Parents and caregivers can find it upsetting when they see their child having problems with behavior, emotions, learning, or attention in school. They might not know how to help. These issues can affect a child’s school performance and overall well-being. It’s important to make sure your child gets the right support in school because struggling in school and dropping out can have long-lasting effects on their life.

Getting help for your child in the school system can be tricky because schools can be complex. But remember, as a parent or caregiver, you know your child best. You can use your knowledge of your child’s strengths, interests, and needs to help the school provide the right support.

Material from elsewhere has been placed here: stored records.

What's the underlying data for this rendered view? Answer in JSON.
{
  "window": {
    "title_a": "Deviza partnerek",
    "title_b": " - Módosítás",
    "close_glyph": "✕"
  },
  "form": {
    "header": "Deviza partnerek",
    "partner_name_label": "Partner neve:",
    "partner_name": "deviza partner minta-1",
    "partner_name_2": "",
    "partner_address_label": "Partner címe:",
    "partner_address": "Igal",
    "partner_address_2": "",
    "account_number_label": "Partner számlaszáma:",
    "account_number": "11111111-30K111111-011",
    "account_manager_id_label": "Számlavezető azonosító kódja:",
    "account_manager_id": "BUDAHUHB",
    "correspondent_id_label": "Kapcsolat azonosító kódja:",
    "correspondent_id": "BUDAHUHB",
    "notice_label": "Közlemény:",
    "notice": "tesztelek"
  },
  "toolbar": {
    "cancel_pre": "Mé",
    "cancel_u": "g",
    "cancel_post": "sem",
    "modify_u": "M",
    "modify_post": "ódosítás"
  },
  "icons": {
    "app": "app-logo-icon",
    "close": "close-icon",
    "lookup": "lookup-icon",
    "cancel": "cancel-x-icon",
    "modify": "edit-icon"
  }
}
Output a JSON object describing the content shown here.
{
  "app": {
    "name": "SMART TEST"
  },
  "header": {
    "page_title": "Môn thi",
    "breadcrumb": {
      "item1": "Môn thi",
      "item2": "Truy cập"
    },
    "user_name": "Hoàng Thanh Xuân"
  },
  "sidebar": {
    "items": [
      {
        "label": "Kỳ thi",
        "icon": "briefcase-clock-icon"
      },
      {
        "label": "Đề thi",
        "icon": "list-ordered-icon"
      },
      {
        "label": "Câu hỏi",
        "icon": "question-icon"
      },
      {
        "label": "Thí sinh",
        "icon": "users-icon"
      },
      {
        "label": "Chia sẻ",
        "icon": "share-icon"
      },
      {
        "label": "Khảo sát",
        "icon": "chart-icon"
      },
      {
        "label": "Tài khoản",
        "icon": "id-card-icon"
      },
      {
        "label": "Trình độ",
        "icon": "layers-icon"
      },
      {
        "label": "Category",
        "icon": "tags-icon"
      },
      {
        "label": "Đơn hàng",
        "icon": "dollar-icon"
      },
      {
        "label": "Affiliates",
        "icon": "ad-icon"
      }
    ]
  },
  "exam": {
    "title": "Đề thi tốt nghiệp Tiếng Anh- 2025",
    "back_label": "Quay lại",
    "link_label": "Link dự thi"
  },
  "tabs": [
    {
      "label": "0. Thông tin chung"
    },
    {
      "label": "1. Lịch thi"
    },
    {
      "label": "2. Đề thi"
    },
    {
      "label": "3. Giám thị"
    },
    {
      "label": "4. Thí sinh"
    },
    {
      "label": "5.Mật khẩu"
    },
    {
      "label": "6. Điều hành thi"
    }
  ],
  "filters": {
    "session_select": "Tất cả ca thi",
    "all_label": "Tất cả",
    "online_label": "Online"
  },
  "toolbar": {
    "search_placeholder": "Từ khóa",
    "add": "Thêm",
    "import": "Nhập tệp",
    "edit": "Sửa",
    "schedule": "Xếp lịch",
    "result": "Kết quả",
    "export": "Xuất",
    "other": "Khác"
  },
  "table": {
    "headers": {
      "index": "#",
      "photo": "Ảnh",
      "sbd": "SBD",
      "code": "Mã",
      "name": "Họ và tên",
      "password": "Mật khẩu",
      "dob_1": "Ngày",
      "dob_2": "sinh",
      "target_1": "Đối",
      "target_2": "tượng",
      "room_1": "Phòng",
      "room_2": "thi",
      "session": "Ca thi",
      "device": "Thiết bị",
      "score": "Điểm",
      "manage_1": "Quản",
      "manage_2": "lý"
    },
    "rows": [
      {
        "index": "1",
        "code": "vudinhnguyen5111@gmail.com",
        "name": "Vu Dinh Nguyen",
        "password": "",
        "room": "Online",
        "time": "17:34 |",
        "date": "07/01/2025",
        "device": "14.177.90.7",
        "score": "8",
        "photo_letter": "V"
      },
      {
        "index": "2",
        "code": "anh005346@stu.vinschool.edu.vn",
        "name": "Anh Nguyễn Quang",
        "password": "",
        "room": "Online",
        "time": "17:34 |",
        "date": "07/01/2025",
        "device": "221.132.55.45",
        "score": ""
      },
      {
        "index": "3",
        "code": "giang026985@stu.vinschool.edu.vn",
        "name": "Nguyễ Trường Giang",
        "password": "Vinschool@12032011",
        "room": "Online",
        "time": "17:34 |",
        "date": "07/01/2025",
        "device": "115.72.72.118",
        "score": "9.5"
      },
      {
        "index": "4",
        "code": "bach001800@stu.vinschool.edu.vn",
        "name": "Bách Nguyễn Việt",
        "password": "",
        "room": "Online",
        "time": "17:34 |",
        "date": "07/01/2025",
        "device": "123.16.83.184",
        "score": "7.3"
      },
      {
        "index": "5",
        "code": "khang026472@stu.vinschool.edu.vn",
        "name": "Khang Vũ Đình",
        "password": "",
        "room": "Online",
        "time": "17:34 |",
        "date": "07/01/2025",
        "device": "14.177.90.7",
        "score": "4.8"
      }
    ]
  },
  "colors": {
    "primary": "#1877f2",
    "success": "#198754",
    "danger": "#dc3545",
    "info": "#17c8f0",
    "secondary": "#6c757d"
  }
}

Here’s a step-by-step guide to help you navigate the school system:

Talk to the Teacher:
Start by talking to your child’s teacher. They can tell you how your child is doing in school and point out areas where they’re doing well and areas where they’re struggling. They can also suggest ways to improve. Keep in mind that diagnosing the exact reasons for your child’s difficulties is not the teacher’s job.

Know Your Child’s Rights:
Every child has a right to a good education, and there are laws that protect those rights. Understanding these laws will help you stand up for your child and make sure the school does its part. Two important laws are Section 504 and the Individuals with Disabilities Education Act (IDEA). These laws ensure that all kids, including those with mental health issues, get the education they need. Schools usually offer two types of plans: Individualized Education Plans (IEPs) and Section 504 Plans. IEPs are more comprehensive and can include things like extra help in a “Resource Room,” counseling, or more time for tests. Section 504 Plans focus on keeping the child in the regular classroom but provide agreed-upon support.

Ask for an Evaluation:
If you think your child’s mental health challenges are affecting their learning, ask for an evaluation in writing. Keep copies of all your communication with the school. The evaluation is crucial for creating a plan to support your child. It helps the school understand what your child needs. The school will usually pay for this evaluation, which can be done by a school psychologist or an outside professional. Even if your child has a medical diagnosis from a doctor, this school evaluation is still necessary.

Be Active in Meetings:
After the evaluation, you and your child (if appropriate) will meet with the Special Education IEP Team. This team includes teachers, the school psychologist, the school nurse, and others who were part of the evaluation. You can invite people like your child’s doctors to these meetings. You can also provide letters from your child’s healthcare providers. During these meetings, the team discusses the evaluation findings and makes recommendations for support and services to help your child. Your input is essential in this process. If you disagree with any decisions or feel your child isn’t getting the right help, you can appeal.

Keep the Communication Going:
Ask teachers to let you know if the support plan isn’t working, so adjustments can be made. Regular communication is key to the success of the plan. To advocate effectively for your child, build a positive and collaborative relationship with the school staff, keeping communication open and constructive.